そうだ、温泉に行こう。

「わぁー! すっげぇー!」

 一国の姫が語彙力を捨てた雑な感想を口にしてしまうのも仕方のないことだろう。
 着替えを済ませ、メフィオに案内された遊技場では、カードゲームのテーブルに卓球台、ダーツ、輪投げなどなど……みんなでわいわい遊べそうなものがいっぱいあった。

「温泉の前に軽く汗を流すのもいいね!」
「確かに。面白そうだなぁ」

 かよわい姫となった今では剣の試合ではまだまだ勝てそうにないが、ゲームだったら……どうだろう、それでも体を使うものは分が悪い気もする。
 とはいえキラキラ王子の視線は卓球台に釘付けになっていた。今にも「誰か勝負しないかい?」と言い出しそうだ。

「誰か、勝負しないかい?」

 ほら来た。

「私は体を動かすのは不得手なので観戦側に回らせていただきますね……面白そうですし」

 たおやか王子の方はそう微笑んで引き下がる。最後の一言、それが本音だろう。

「となると残りは……」
「スカルグは無理だろ。隣国の王子様相手になんて」
「えぇー」

 えぇーじゃないよ、そんな眩しいイケメンが。
 さすがに国も身分も違うラグード相手に本気なんか出せる訳がない真面目な騎士隊長は、案の定指名を免れてほっと胸を撫で下ろしていた。

「ならば我か貴様しかいないということになるぞ」
「んじゃマオたん、行け。実況側の方が面白そ……というか、俺とじゃ身体能力に差がありすぎる」
「オイどっちが本音だ貴様」

 そんなの両方に決まってるだろ。あとこの浴衣って服での動きに慣れてないのもある。

「残念だけど……君は手加減されて喜ぶタイプじゃなさそうだもんね、ユーシア」
「よくおわかりで。いつかわたくしがもっと強くなったらお相手願いますわ、王子」
「君もなかなか負けず嫌いと見た。いいよ、その時が楽しみだ」

 ふふ、と笑い合う王子と姫。ラグードもだいぶ俺という人間がわかってきたようだ。

……こんな平和的な戦いだったら、いつでも大歓迎なんだがな。

「よし、じゃあ勝負だよマオルーグ!」
「やれやれ……お手柔らかに、ラグード王子」

 ラグードとマオルーグ、二人がラケットを手に卓球台を挟んで向き合った。
 白く小さな球を持ち、真っ直ぐに相手を見つめるラグードが燃えて……あれ、なんかホントに炎が見えるような?

「いや炎だこれ!?」
「ラグード王子、もしや卓球のルールを……?」
「そういえばよく知らなかったね! でも球をラケットで打つんだよね?」

 いやその流れと今周りに発生してる炎は関係なくありませんか!?

「いくよ……必殺・クリムゾンスマーッシュ!」
「どわぁっ!」

 どかーん。

 お得意の火炎魔法を纏わせた魔球。ラグード渾身の一撃……いや一打は、卓球台を無惨に破壊してしまった。

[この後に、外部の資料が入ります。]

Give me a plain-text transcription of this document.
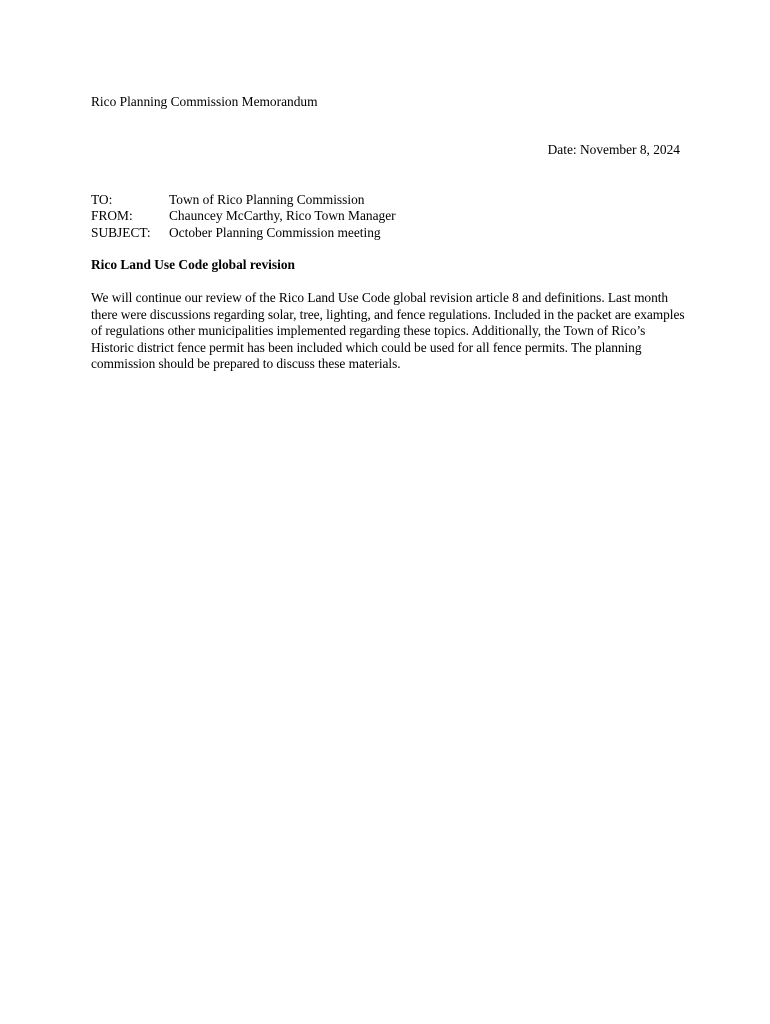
Rico Planning Commission Memorandum
Date: November 8, 2024
TO:	Town of Rico Planning Commission
FROM:	Chauncey McCarthy, Rico Town Manager
SUBJECT:	October Planning Commission meeting
Rico Land Use Code global revision

We will continue our review of the Rico Land Use Code global revision article 8 and definitions. Last month there were discussions regarding solar, tree, lighting, and fence regulations. Included in the packet are examples of regulations other municipalities implemented regarding these topics. Additionally, the Town of Rico’s Historic district fence permit has been included which could be used for all fence permits. The planning commission should be prepared to discuss these materials.
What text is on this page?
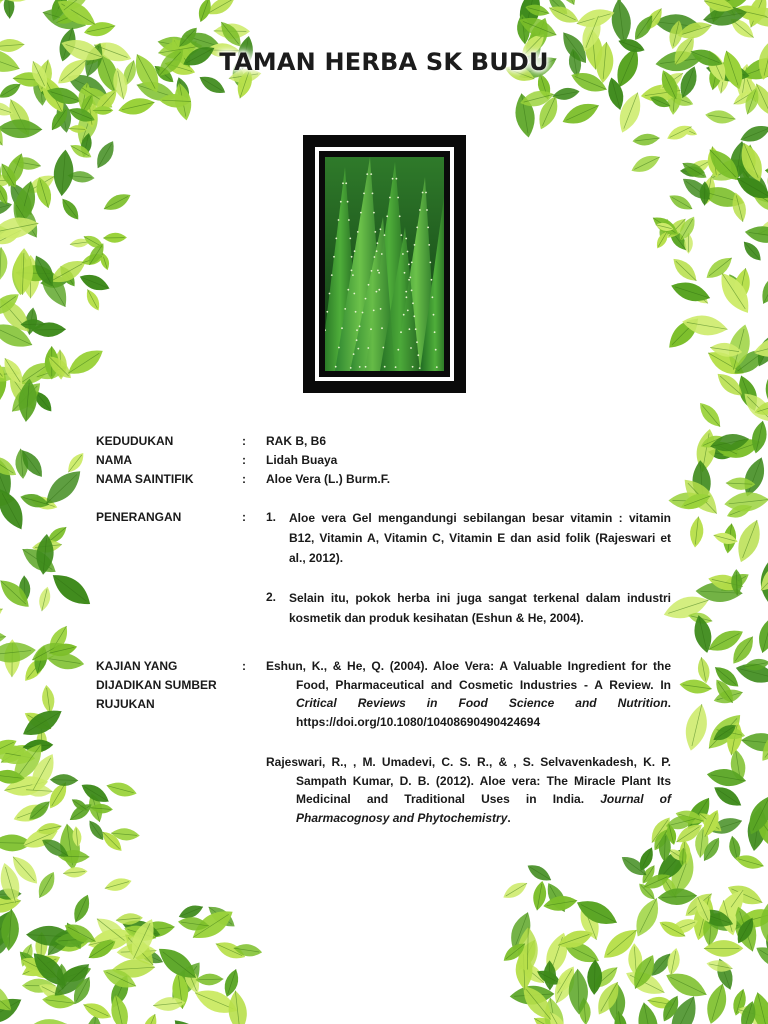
TAMAN HERBA SK BUDU
KEDUDUKAN	:	RAK B, B6
NAMA	:	Lidah Buaya
NAMA SAINTIFIK	:	Aloe Vera (L.) Burm.F.
PENERANGAN	:	1.	Aloe vera Gel mengandungi sebilangan besar vitamin : vitamin B12, Vitamin A, Vitamin C, Vitamin E dan asid folik (Rajeswari et al., 2012).
2.	Selain itu, pokok herba ini juga sangat terkenal dalam industri kosmetik dan produk kesihatan (Eshun & He, 2004).
KAJIAN YANG
DIJADIKAN SUMBER
RUJUKAN
:	Eshun, K., & He, Q. (2004). Aloe Vera: A Valuable Ingredient for the Food, Pharmaceutical and Cosmetic Industries - A Review. In Critical Reviews in Food Science and Nutrition. https://doi.org/10.1080/10408690490424694
Rajeswari, R., , M. Umadevi, C. S. R., & , S. Selvavenkadesh, K. P. Sampath Kumar, D. B. (2012). Aloe vera: The Miracle Plant Its Medicinal and Traditional Uses in India. Journal of Pharmacognosy and Phytochemistry.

 ついでに球は炎に耐え切れず消滅……誰がここまでやれと言った!

「ありゃ、これはノーゲームでしょうかねえ」
『だっ、大丈夫ですか?』

 宿側の被害も大きいのに素直に心配するメフィオ、いい子だな。
 俺はふたりの無事を確認すると、ラグードに歩み寄る。

「こら、ラグード! ルールがわからないならちゃんと確認しないと危ないだろ!」
「す、すまない……メフィオも、ごめん」

 しゅんと垂れた尻尾が見えるくらい落ち込んだラグードは、メフィオに向き直りその手を取る。

「壊してしまった卓球台と球はうちで手配するからね。ドラゴンが踏んでも大丈夫なくらい頑丈なものを用意するよ」
『ラグードさま……』

 それ、伝説の鉱石とか使ってない?

 なにはともあれ、ゲームはこれでお開きとなるのだった。